You will also encounter a leech-covered B.O.W. called Mimicry Marcus. This creature can swing its whips wide and long which you cannot avoid. Unlike zombies, you cannot push past it when running. After battle, the amount of damage it deals leaves you needing herbs unless you could keep your distance, which isn't always possible. It's only weak to Molotov Cocktails, which you combine using Empty Bottles and Gasoline.

Remember how I said you need to keep space in your inventory? You won't need to keep these two together until you fight these creatures. You can only damage it with guns once you've set it ablaze. Even then, if you're not quick, it will use its last-ditch effort to walk up and explode on you. This can even bring Billy's health from Fine to Danger immediately. I found these encounters to be among the most frustrating in the series.

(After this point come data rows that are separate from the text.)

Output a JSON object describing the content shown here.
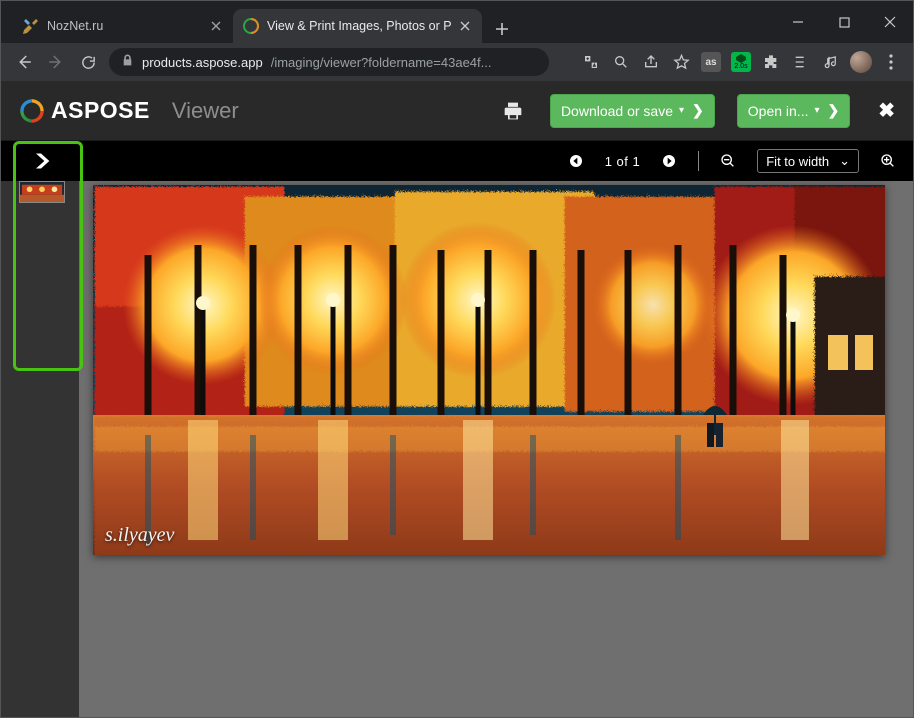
{
  "browser": {
    "tabs": [
      {
        "title": "NozNet.ru",
        "active": false
      },
      {
        "title": "View & Print Images, Photos or P",
        "active": true
      }
    ],
    "url_host": "products.aspose.app",
    "url_path": "/imaging/viewer?foldername=43ae4f...",
    "adblock_badge": "2.0s"
  },
  "header": {
    "brand": "ASPOSE",
    "app": "Viewer",
    "download_label": "Download or save",
    "open_label": "Open in..."
  },
  "viewer": {
    "page_indicator": "1 of 1",
    "fit_label": "Fit to width"
  },
  "image": {
    "signature": "s.ilyayev"
  }
}
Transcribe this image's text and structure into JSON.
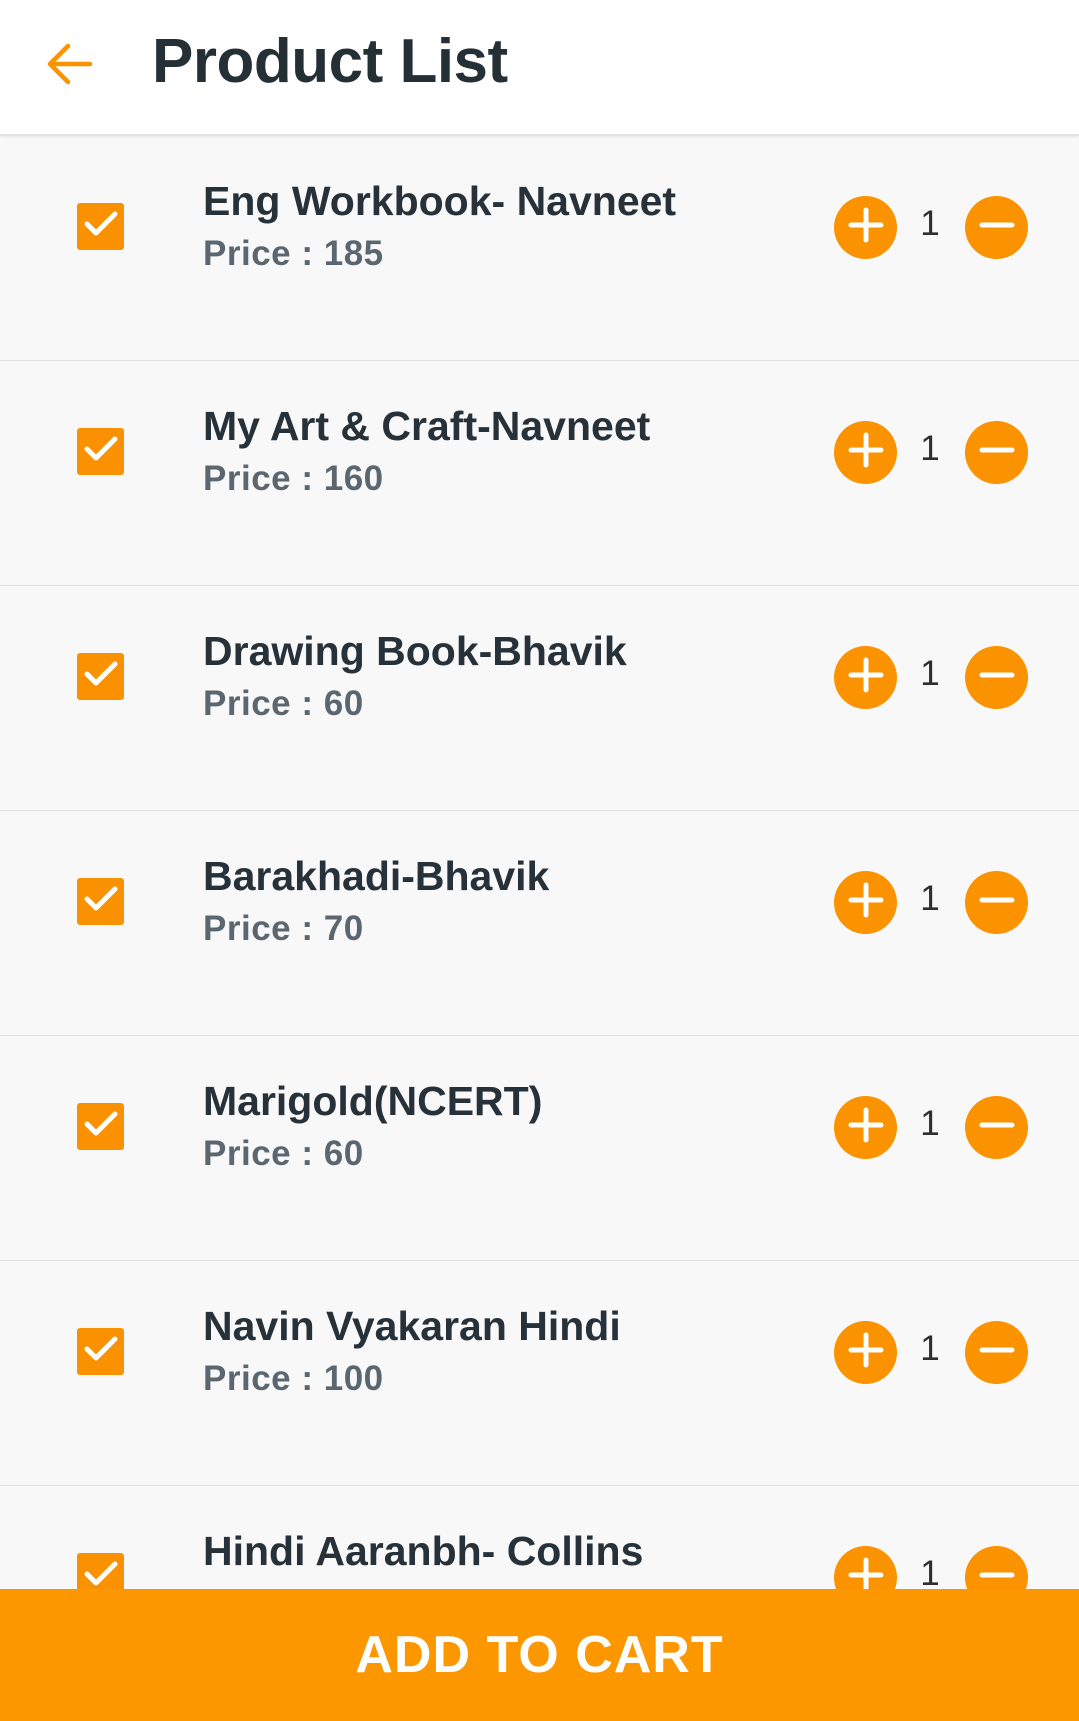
{
  "header": {
    "title": "Product List"
  },
  "colors": {
    "accent": "#fb9300",
    "title_text": "#253036",
    "price_text": "#5b6770"
  },
  "products": [
    {
      "name": "Eng Workbook- Navneet",
      "price": "Price : 185",
      "qty": "1",
      "checked": true
    },
    {
      "name": "My Art & Craft-Navneet",
      "price": "Price : 160",
      "qty": "1",
      "checked": true
    },
    {
      "name": "Drawing Book-Bhavik",
      "price": "Price : 60",
      "qty": "1",
      "checked": true
    },
    {
      "name": "Barakhadi-Bhavik",
      "price": "Price : 70",
      "qty": "1",
      "checked": true
    },
    {
      "name": "Marigold(NCERT)",
      "price": "Price : 60",
      "qty": "1",
      "checked": true
    },
    {
      "name": "Navin Vyakaran Hindi",
      "price": "Price : 100",
      "qty": "1",
      "checked": true
    },
    {
      "name": "Hindi Aaranbh- Collins",
      "price": "",
      "qty": "1",
      "checked": true
    }
  ],
  "footer": {
    "cart_label": "ADD TO CART"
  }
}
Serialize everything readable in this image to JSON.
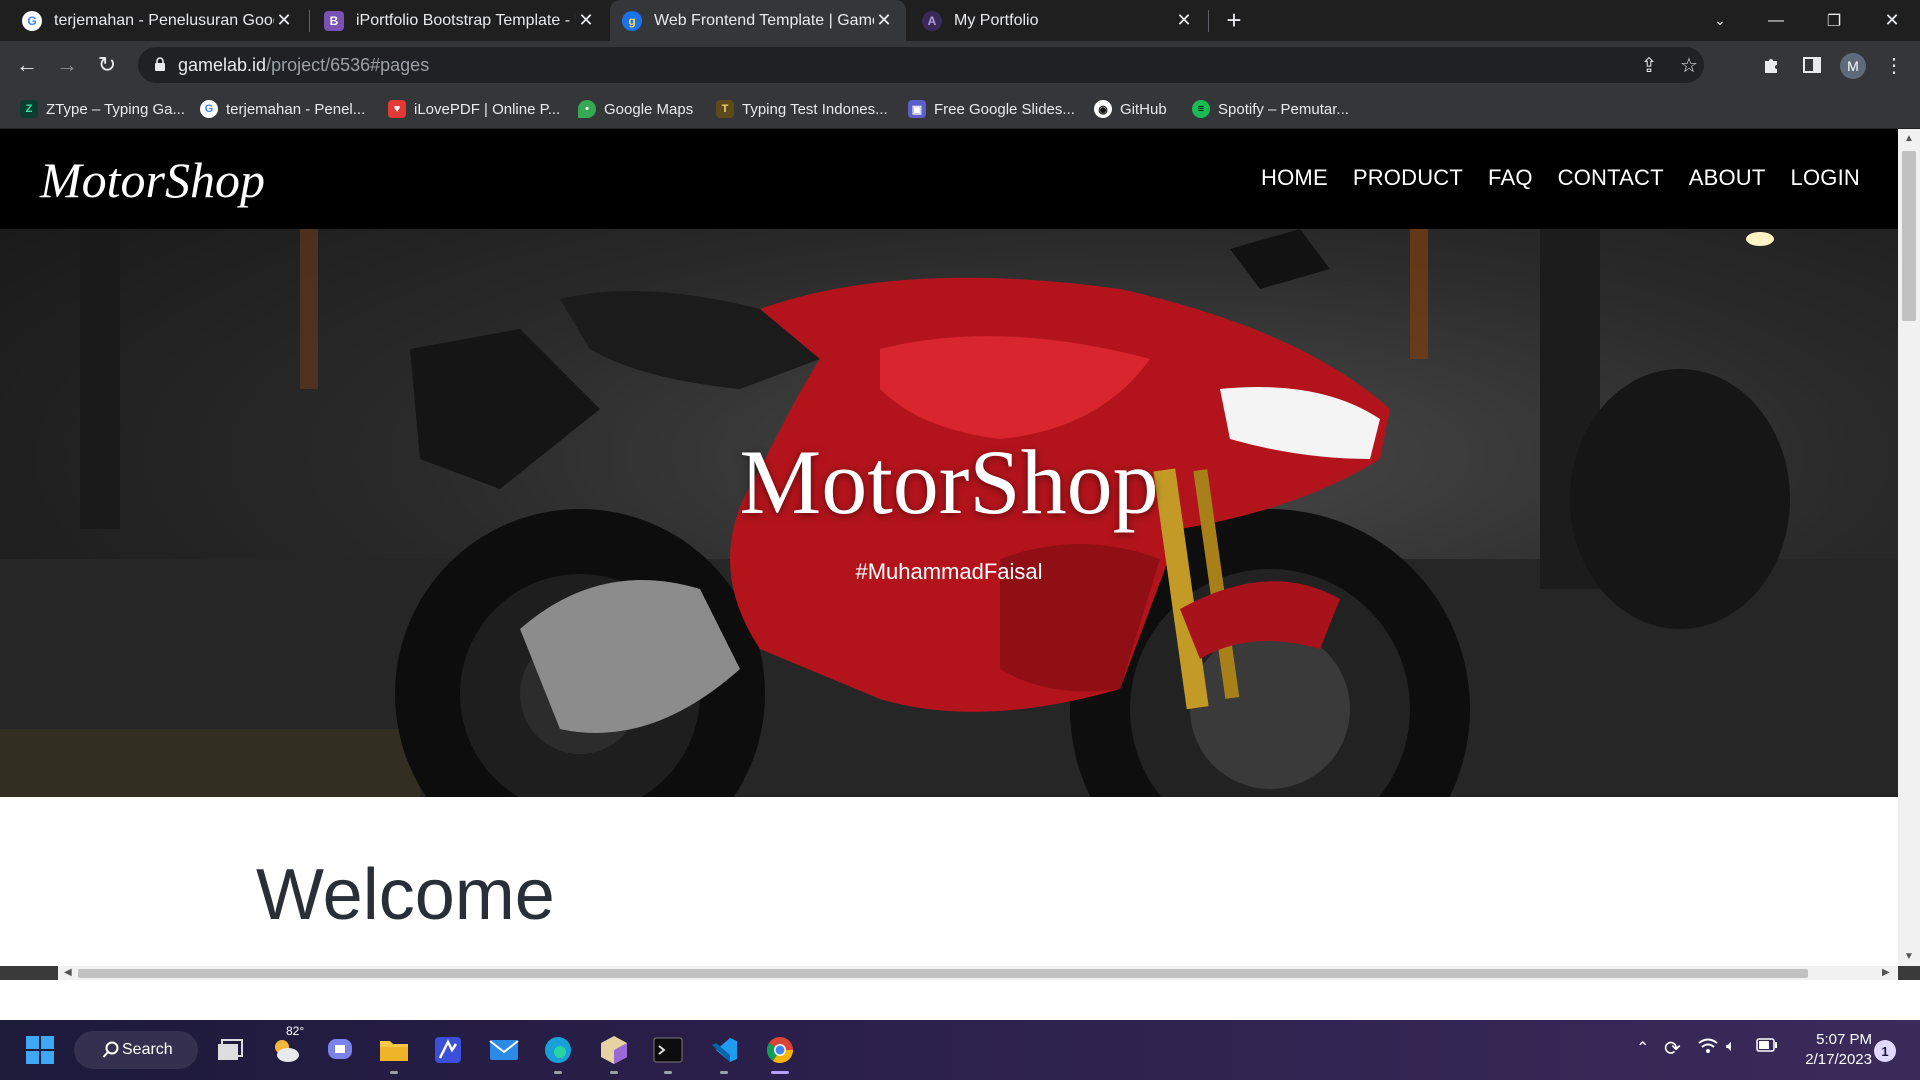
{
  "browser": {
    "tabs": [
      {
        "title": "terjemahan - Penelusuran Google",
        "icon": "google-icon",
        "active": false
      },
      {
        "title": "iPortfolio Bootstrap Template - Ind",
        "icon": "bootstrap-icon",
        "active": false
      },
      {
        "title": "Web Frontend Template | Gamelab",
        "icon": "gamelab-icon",
        "active": true
      },
      {
        "title": "My Portfolio",
        "icon": "portfolio-icon",
        "active": false
      }
    ],
    "url_host": "gamelab.id",
    "url_path": "/project/6536#pages",
    "profile_initial": "M",
    "bookmarks": [
      {
        "label": "ZType – Typing Ga...",
        "icon": "ztype-icon"
      },
      {
        "label": "terjemahan - Penel...",
        "icon": "google-icon"
      },
      {
        "label": "iLovePDF | Online P...",
        "icon": "ilovepdf-icon"
      },
      {
        "label": "Google Maps",
        "icon": "maps-icon"
      },
      {
        "label": "Typing Test Indones...",
        "icon": "typing-icon"
      },
      {
        "label": "Free Google Slides...",
        "icon": "slides-icon"
      },
      {
        "label": "GitHub",
        "icon": "github-icon"
      },
      {
        "label": "Spotify – Pemutar...",
        "icon": "spotify-icon"
      }
    ]
  },
  "site": {
    "brand": "MotorShop",
    "nav": [
      "HOME",
      "PRODUCT",
      "FAQ",
      "CONTACT",
      "ABOUT",
      "LOGIN"
    ],
    "hero_title": "MotorShop",
    "hero_subtitle": "#MuhammadFaisal",
    "welcome": "Welcome"
  },
  "taskbar": {
    "search_label": "Search",
    "weather": "82°",
    "time": "5:07 PM",
    "date": "2/17/2023",
    "notifications": "1"
  },
  "colors": {
    "chrome_dark": "#1f1f1f",
    "toolbar": "#35363a",
    "site_nav": "#000000",
    "bike_red": "#b3141b"
  }
}
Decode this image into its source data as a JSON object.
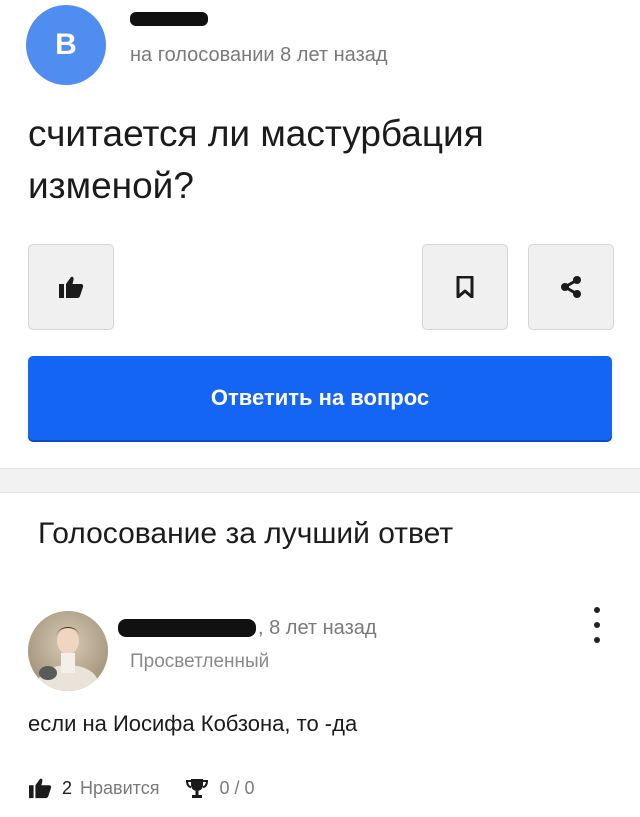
{
  "question": {
    "author_avatar_letter": "B",
    "meta": "на голосовании 8 лет назад",
    "title": "считается ли мастурбация изменой?",
    "answer_button_label": "Ответить на вопрос",
    "icons": [
      "thumbs-up-icon",
      "bookmark-icon",
      "share-icon"
    ]
  },
  "voting": {
    "heading": "Голосование за лучший ответ"
  },
  "answer": {
    "meta": ", 8 лет назад",
    "rank": "Просветленный",
    "text": "если на Иосифа Кобзона, то -да",
    "likes_count": "2",
    "likes_label": "Нравится",
    "votes": "0 / 0"
  },
  "colors": {
    "primary_button": "#1565f4",
    "avatar_blue": "#4f8ef0",
    "meta_gray": "#7a7a7a"
  }
}
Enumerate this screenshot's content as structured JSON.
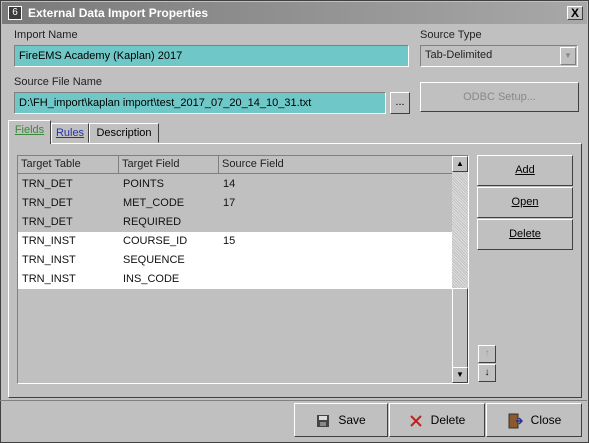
{
  "window": {
    "title": "External Data Import Properties",
    "close_glyph": "X",
    "app_icon_glyph": "6"
  },
  "import_name": {
    "label": "Import Name",
    "value": "FireEMS Academy (Kaplan) 2017"
  },
  "source_type": {
    "label": "Source Type",
    "value": "Tab-Delimited"
  },
  "source_file": {
    "label": "Source File Name",
    "value": "D:\\FH_import\\kaplan import\\test_2017_07_20_14_10_31.txt",
    "browse_label": "..."
  },
  "odbc_setup": {
    "label": "ODBC Setup..."
  },
  "tabs": [
    {
      "label": "Fields"
    },
    {
      "label": "Rules"
    },
    {
      "label": "Description"
    }
  ],
  "grid": {
    "headers": [
      "Target Table",
      "Target Field",
      "Source Field"
    ],
    "rows": [
      {
        "table": "TRN_DET",
        "field": "POINTS",
        "source": "14",
        "selected": false
      },
      {
        "table": "TRN_DET",
        "field": "MET_CODE",
        "source": "17",
        "selected": false
      },
      {
        "table": "TRN_DET",
        "field": "REQUIRED",
        "source": "",
        "selected": false
      },
      {
        "table": "TRN_INST",
        "field": "COURSE_ID",
        "source": "15",
        "selected": true
      },
      {
        "table": "TRN_INST",
        "field": "SEQUENCE",
        "source": "",
        "selected": true
      },
      {
        "table": "TRN_INST",
        "field": "INS_CODE",
        "source": "",
        "selected": true
      }
    ]
  },
  "side_buttons": {
    "add": "Add",
    "open": "Open",
    "delete": "Delete"
  },
  "footer": {
    "save": "Save",
    "delete": "Delete",
    "close": "Close"
  },
  "colors": {
    "teal_field": "#6fc7c7",
    "titlebar": "#8a8a8a",
    "face": "#c0c0c0"
  }
}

However, Resident Evil 0 excels at its aesthetics. Utilizing REmake's graphics, its environmental design is nothing short of superb and managed to age well over 18 years. The level of craftsmanship showcases amazing detail in each room. Plus, running at 1080p, with 60 FPS, makes every corner of this game shine. In addition to visuals, the sound effects are great as per usual for Resident Evil. You'll get to enjoy much of the satisfying sound effects, such as using your Shotgun, blowing off zombie heads, and hearing B.O.W.s screech loudly as they die.

What Resident Evil 0 does right, it does well. It's aesthetically pleasing and tells the origins of the legendary horror series. While the voice acting and dialogue remain cheesy, as expected for a 2002 title, it at least conveys the story well enough. The survival horror elements, enemy types, control, exploration, and music all fill in the standards befitting of Resident Evil.

But when it comes to the partner and inventory mechanics, it begins to fall apart. It's a chore to manage a character that cannot take care of themselves. It also completely destroys any sort of convenience when you don't have item boxes in save rooms. Fortunately, the series never had this issue again. Either you could upgrade your expansion slots or use items boxes once again in later games.

Despite being an HD Remaster I wouldn't pride myself on remastering a title without fixing some of the most obvious problems if I were Capcom. The control fixes and upgraded visuals are the best parts of the remaster itself. But if you're going to bother remastering a title, I strongly suggest fixing the most notable flaws to release the best game possible.

Final Verdict: Not Recommended
In the end, I can only recommend this to die-hard Resident Evil fan. Compared to most games in the series, it easily falls near the bottom. You'll find much better pacing from the other titles in the series. And if you want a co-op Resident Evil title, Resident Evil 5 utilized the partner mechanic magnificently. Play this one only if you want to know about the story and don't want to read up on the lore online. Otherwise, you'll have a much better time playing the other games in the series.